Editorial: Read a book. Watch a movie. Play a game?

Ever get the feeling that the term “game” means something different to gamers?
I’m not going to debate that games aren’t technically games, because even in supposed “interactive screensavers” like Flower, there are objectives and tasks and obstacles to overcome to win. The term is obviously still accurate.
Compare soccer and pong. Not entirely dissimilar games. They can both be completed, and at the end there is a winner. But if I say “I completed Fallout 3“, it would be rare for my friend to say “did you
win?”. I suppose in one sense, I did defeat the game itself and so the fact that I won is implied, but it definitely holds a different tone than stating I won a soccer game.

Excepting games that emulate sports, a story is now expected and so it’s sometimes hard to remember that it was actually an innovation. Early games were player versus player or player versus computer with a result that was actually very similar to most sports but without the exercise. Although now the most tired and overused plot in gaming, Donkey Kong‘s “save the princess” tale broke barriers. It forever gave the term “game” a different meaning for those who played them.

So where am I going with all of this? I suppose more than anything, I’m realizing how video games might have the greatest range and greatest challenge of all modern artistic mediums. Not just because it can combine the visual and audio prowess of movies with the “playtime”, bookmarking, detail, and sometimes text of a book, but because that’s just the beginning once player interaction is factored in. And so while “game” is an accurate term, it can ironically feel inaccurate whenever I list my hobbies. It feels accurate for pure fun games like Excitebots or competitive games like NHL 07, but I think it likely gives the wrong impression when used to describe games like Shadow of the Colossus, Final Fantasy IX, and Mass Effect. I don’t want to win a book or a movie, I want to experience the story and all the of the arcs that come with it; fear, sadness, inspiration, loneliness, anger. Many games provide the same experience, so isn’t it strange to clump an emotionally powerful story-driven game into the same category as a cell phone version of Brick Breaker? While there are very different genres of movies and books, it feels like there are a number of categories of games and then genres within those categories.

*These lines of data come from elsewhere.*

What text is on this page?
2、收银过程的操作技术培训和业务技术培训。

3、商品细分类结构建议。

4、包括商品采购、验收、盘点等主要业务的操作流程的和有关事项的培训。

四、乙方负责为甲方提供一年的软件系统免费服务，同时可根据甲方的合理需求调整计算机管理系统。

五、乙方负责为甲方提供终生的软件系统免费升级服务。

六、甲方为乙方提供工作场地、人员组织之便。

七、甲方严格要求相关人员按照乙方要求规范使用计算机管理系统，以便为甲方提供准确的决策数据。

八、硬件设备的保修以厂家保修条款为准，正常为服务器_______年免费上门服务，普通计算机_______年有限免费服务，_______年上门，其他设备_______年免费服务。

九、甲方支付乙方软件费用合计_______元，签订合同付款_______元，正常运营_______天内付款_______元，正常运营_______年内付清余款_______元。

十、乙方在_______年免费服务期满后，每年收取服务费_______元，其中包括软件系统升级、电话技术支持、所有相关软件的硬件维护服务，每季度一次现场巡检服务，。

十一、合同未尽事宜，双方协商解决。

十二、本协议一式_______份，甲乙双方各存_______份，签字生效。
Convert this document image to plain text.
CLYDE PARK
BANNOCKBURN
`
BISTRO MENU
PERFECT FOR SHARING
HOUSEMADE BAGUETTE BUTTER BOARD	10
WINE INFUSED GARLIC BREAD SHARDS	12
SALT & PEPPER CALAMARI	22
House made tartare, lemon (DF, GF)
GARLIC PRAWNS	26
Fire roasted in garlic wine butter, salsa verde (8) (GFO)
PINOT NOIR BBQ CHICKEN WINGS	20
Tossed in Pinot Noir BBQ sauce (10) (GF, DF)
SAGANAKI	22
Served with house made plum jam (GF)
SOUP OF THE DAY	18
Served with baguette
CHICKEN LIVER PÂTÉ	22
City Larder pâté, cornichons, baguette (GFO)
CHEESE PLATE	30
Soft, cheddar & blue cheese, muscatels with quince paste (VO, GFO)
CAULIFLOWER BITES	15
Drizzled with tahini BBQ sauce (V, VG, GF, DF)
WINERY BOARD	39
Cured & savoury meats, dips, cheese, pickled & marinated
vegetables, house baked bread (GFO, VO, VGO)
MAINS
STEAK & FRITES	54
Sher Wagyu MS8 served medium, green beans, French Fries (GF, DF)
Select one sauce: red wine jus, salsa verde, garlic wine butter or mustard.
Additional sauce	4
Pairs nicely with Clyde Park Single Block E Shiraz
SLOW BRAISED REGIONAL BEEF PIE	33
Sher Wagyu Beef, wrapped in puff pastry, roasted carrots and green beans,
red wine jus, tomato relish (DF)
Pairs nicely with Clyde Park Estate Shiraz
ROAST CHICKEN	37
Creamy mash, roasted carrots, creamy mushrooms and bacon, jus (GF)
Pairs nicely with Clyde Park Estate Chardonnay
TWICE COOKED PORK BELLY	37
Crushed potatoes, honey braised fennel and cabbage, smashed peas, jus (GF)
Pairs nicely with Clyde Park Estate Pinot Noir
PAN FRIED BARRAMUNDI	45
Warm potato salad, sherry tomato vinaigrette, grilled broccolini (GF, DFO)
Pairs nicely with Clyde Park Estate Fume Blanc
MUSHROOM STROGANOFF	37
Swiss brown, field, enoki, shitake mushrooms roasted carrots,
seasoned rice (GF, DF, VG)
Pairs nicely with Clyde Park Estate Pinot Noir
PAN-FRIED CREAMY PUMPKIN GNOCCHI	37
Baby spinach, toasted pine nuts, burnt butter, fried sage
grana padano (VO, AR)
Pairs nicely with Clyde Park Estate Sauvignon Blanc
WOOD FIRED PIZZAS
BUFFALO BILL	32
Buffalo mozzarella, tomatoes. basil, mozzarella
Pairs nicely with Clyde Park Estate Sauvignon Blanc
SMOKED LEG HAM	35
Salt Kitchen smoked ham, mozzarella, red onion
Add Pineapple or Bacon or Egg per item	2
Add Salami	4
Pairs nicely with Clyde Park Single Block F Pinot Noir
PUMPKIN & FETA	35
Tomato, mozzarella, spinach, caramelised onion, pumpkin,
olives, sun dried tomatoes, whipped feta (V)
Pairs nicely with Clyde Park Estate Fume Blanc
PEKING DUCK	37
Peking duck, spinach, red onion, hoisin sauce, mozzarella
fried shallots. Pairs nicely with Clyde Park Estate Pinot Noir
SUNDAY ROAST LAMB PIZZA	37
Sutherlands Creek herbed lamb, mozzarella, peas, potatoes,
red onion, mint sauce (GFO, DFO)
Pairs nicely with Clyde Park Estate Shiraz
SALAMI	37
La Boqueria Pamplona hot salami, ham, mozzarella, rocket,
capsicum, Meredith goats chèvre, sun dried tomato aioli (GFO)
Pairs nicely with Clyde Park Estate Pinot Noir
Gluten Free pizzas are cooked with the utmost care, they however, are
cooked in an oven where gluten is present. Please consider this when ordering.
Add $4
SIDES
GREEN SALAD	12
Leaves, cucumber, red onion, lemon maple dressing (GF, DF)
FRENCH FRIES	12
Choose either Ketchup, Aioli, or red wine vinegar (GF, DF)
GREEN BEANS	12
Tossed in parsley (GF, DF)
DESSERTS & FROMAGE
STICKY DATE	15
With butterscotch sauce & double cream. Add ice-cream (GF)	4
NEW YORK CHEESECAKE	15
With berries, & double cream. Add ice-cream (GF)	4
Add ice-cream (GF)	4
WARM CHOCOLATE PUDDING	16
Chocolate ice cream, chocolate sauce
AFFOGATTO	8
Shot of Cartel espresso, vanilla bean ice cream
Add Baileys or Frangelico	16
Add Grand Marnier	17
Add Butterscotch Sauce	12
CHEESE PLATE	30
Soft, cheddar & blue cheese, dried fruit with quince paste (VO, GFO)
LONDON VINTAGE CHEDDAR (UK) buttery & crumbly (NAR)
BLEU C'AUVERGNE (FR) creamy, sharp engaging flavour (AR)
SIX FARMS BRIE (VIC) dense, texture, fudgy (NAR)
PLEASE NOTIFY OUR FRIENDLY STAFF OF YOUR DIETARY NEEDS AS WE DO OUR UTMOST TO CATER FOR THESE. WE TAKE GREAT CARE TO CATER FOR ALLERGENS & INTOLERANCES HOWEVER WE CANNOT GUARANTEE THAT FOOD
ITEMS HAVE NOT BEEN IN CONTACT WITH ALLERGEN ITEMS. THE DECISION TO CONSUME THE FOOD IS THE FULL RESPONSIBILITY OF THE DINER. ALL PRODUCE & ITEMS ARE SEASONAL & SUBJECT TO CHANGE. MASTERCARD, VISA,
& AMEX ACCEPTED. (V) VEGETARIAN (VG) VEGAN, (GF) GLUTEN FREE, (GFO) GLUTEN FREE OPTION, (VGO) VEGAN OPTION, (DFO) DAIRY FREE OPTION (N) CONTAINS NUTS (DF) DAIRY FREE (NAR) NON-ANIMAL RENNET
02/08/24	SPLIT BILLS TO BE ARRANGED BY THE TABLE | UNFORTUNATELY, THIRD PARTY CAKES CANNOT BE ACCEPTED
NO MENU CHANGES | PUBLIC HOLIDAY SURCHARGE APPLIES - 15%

I’m not looking to create a new word or start a movement to change any terminology, I’m rather looking to see of any of you agree with me or have thought similar thoughts. Are games more broad in their potential scope than other art/entertainment mediums? Does this mean they’re more powerful or more diluted? Does the term “game” ever feel wrong to you? Let me know in the comments section below!


  1. Definitions aren’t fixed, but ever changing. The term “game” which may have been technically accurate at gaming’s inception may no longer be technically accurate, yet our conception of gaming shifts to accomodate the new direction in which gaming is headed (with the exception of Flower which is obviously a screensaver, lol).

    This is why it is absolutely absurd to argue semantics, words are never fixed, meanings are never fixed, they change with what society wants them to mean.

  2. SN – I entirely agree, but in this case I believe it’s split. You and I say game to each other and we know exactly what we mean, but if I say game to a non-gamer friend, it’s not the same.

  3. Non-gamers matter not, they are entirely irrelevant, and should be done away with if possible.

  4. @SN:
    I agree, it should be “I game therefore I am.”
    All non-gamers should perish in infernal flames consuming them in entirety.

    What you are saying is basically that you feel put into a certain drawer by people that have never played games before, and that have a certain prejudice about gaming.
    You want your hobby to be recognized as what it is,
    and not as something that is was years ago: “something for nerds and kids”.

  5. I would rather fewer people recognise gaming, as the Opera crowd is ruining the scene.

  6. @Ethos – I feel you there, bro. Everyone wants to be respected, to have the things they like not give others a negative impression.

    Unfortunately, the older folks are set in their ways for the most part (there are obviously exceptions). We will not know full acceptance until we are the old folks. Hopefully, we’ll learn from this and not repeat the age-old mistake of deriding our children’s passions simply because we don’t understand them.

  7. @MC: I’m not set in my ways. I just happen to think Flower is stupid, and so is Ethos, and you little shits should get off my lawn.

  8. hello lusi buddy

    agreement is made
    flower is for girl and hippie


  9. @MC: I have a yard, a stick, a hated of children, a monocle, and a predilection for curmudgeonly behaviour. I win.

  10. Yes, you’re never to young to let your intollerence shine. I’m sure the last thing Lusipurr would want is for Oliver and his friends to start playing in his yard, so naturally you chase them off with a hose.

  11. When children play in Peter’s yard he gives them candy, and makes them promise not to tell their parents.